Haiku in Japan is 5/7/5 total of 17 syllables. In English haiku is 17 syllables OR LESS, so you can have 3/5/3, 2/7/4, etc... any combination as long as it's 17 syllables or less and the middle line is longer than the other two. The reason for this is that Japanese syllables (on) are shorter than English syllables. So for example:
a famous haiku is Matsuo Basho's frog in the pond haiku.
Furu ike ya
kawazu tobikomu
mizu no too
-----------
Fu/ru i/ke ya (5) on
ka/wa/zu to/bi/ko/mu (7) on
mi/zu no o/to (5) on
================
same haiku translated to English
old pond (2) syllables
frogs jumped in ? (3) syllables
sound of water (4) syllables
*Some of the haiku's meaning is lost in the translation
When people focus on the 5/7/5 form, they have to add filler words to force the pattern ending up with haiku that are too wordy. The aim of haiku is to be as succinct as possible, should be able to read it in one breath.

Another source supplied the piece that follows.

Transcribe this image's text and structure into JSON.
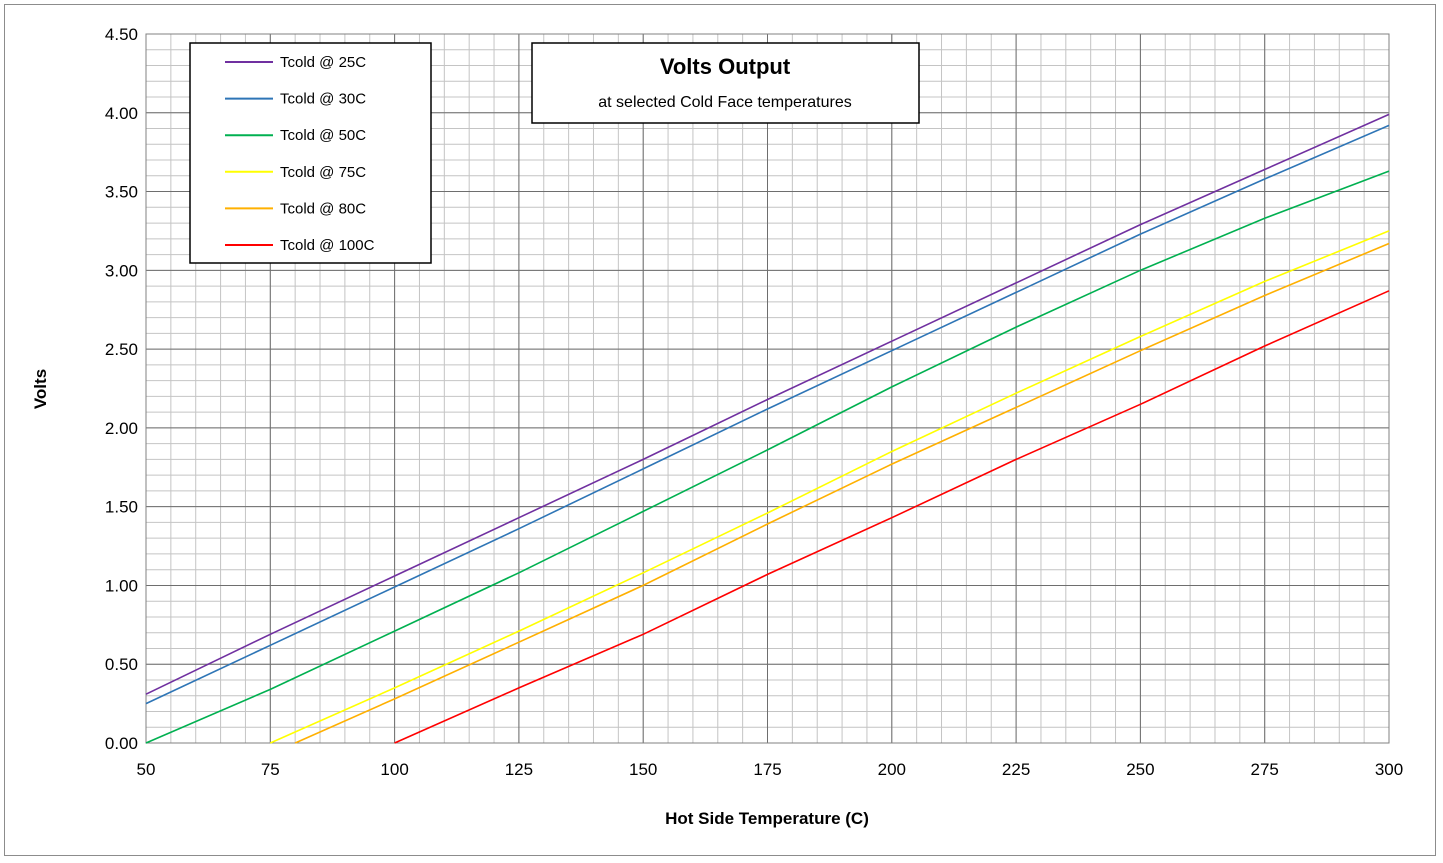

Here are a few links you may like if you want to learn more about haiku. A good way to learn is to join the Haiku Club. It's free and I give personal feedback and suggestions.
click here to read Haiku Society of America, HAIKU EXAMPLES === click here to read Haiku Society of America HAIKU RULES === click here to read why is 5/7/5 OR LESS rule === Modern Haiku
Thank you very much, Douglas, I appreciate the exceptional six
stars review and kind words.
Gypsy
-
Thank you so much, my friend. This is extremely helpful and informative. I really appreciate it!
Comment from LateBloomer
Hi Gypsy, your poem is beautifully penned in soft and soulful images.
I especially liked:
enveloped in purple haze--
(nice)
Beautiful presentation. Well chosen photo. Keep the blue waters flowing. Xo. Margaret
reply by the author on 01-Mar-2023
Hi Gypsy, your poem is beautifully penned in soft and soulful images.
I especially liked:
enveloped in purple haze--
(nice)
Beautiful presentation. Well chosen photo. Keep the blue waters flowing. Xo. Margaret
Comment Written 01-Mar-2023
reply by the author on 01-Mar-2023
-
Margaret,
Excellent review and kind words. I appreciate that you took the time to read my poem. Have a wonderful evening.